Device manufacturers almost always implement the process in ISO 14971:2019 for medical device risk management. The manufacturer identifies hazards, which are a potential source of harm. There is a sequence of events leading to a hazardous situation. If the patient or user were exposed to the hazardous situation, then there is harm. Harm has severity and its frequency of occurrence (probability). Typically, a risk matrix combines the severity and frequency to estimate the risk. Evaluate the estimated risk against the predefined acceptability criteria. If the evaluation results in the need for risk reduction, then implement measures to reduce the severity, the frequency, or both. Reevaluate against the criteria to assure the risk is at an acceptable level.

The manufacturer determines the severity levels, the frequency levels, and the acceptability criteria. There are no standards that specify these levels. In addition, different manufacturers of similar devices could have made very different decisions. The manufacturer’s decisions are not public information, but the FDA has access on a case by case basis.

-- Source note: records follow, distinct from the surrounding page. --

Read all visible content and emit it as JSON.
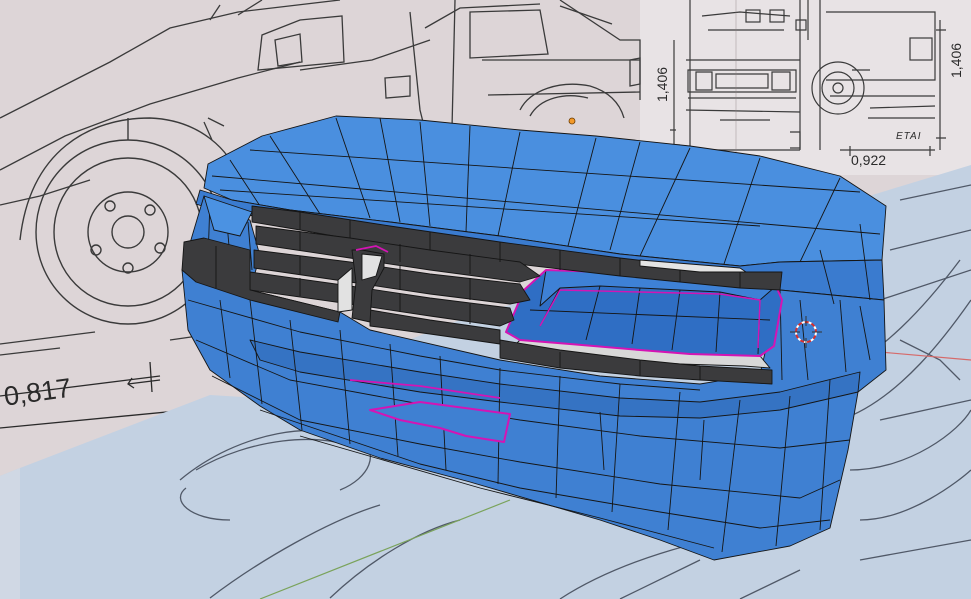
{
  "blueprint": {
    "side_width_dimension": "0,817",
    "front_width_dimension": "0,922",
    "front_height_dimension": "1,406",
    "rear_height_dimension": "1,406",
    "rear_label": "ETAI"
  },
  "viewport": {
    "mode": "edit-mode",
    "cursor_icon": "3d-cursor-icon"
  },
  "colors": {
    "mesh_face": "#3d7fd0",
    "mesh_face_light": "#4a90e0",
    "mesh_face_dark": "#2f69b4",
    "grille_bar": "#3b3b3d",
    "selection_edge": "#d414b4",
    "wire": "#111111",
    "background_ref": "#ded6d8",
    "ground_plane": "#c2d0e1",
    "axis_x": "#d66a6a",
    "axis_y": "#7aa35b"
  }
}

This is an interesting topic, thanks for bringing it up, and thanks for starting with the use cases, @Maria_Rogozhkina. However, all three uses cases don’t characterize a probability of an event, but the probability of two events being causally linked. And actually, it’s not the probability, but the confidence that they are associated. The events themselves are 100% certain.

The general answer is this: Observational research of the kind we use the OMOP CDM for does not have the associations as input. Instead, the research estimates those associations/links/risks. So, it is the output. That is why we don’t have a mechanism to capture the belief of somebody (usually study investigator) about whether or not the events are linked.

Still, they are legitimate use cases, and for example the whole spontaneous reporting system banks on it. So, what’s the problem with the FACT_RELATIONSHIP connectors? You could create event linkage relationships 1-5 and connect things. Why would that not work?

Are you involved in that, @doleary? Do you have data like that?

100% works.
There are already 2 events recorded in a proper way.
No need to create another event and play with the values. It simply doesn’t exist.

Why so? Fact_relationship_id concepts = Relationship Domain.

Versions of cdm? Why? Fact_relationship table is there.

As always in the Relationship Domain. But we can make them bi-directional.

I’m an independent consultant and work with medical device companies. One area is implementation of ISO 14971::2019, risk management. Over the years, I’ve been involved in about 25 implementations. I also teach courses in medical device risk management.

The process is interesting because initially (during the design phase) there is little information on harms, their severity, and their frequency of occurrence (probability). The standard requires post-market information collection and analysis to update the risk estimates and the effectiveness of the risk control measures.

The work is company confidential and not shared across the industry. However, in the US the medical device reports (MAUDE database) are public information, but not in other regulatory jurisdictions such as the EU.

The MAUDE database can provide the numerator of the frequency of occurrence, but not the denominator, i.e., the number of procedures with no patient or user harm.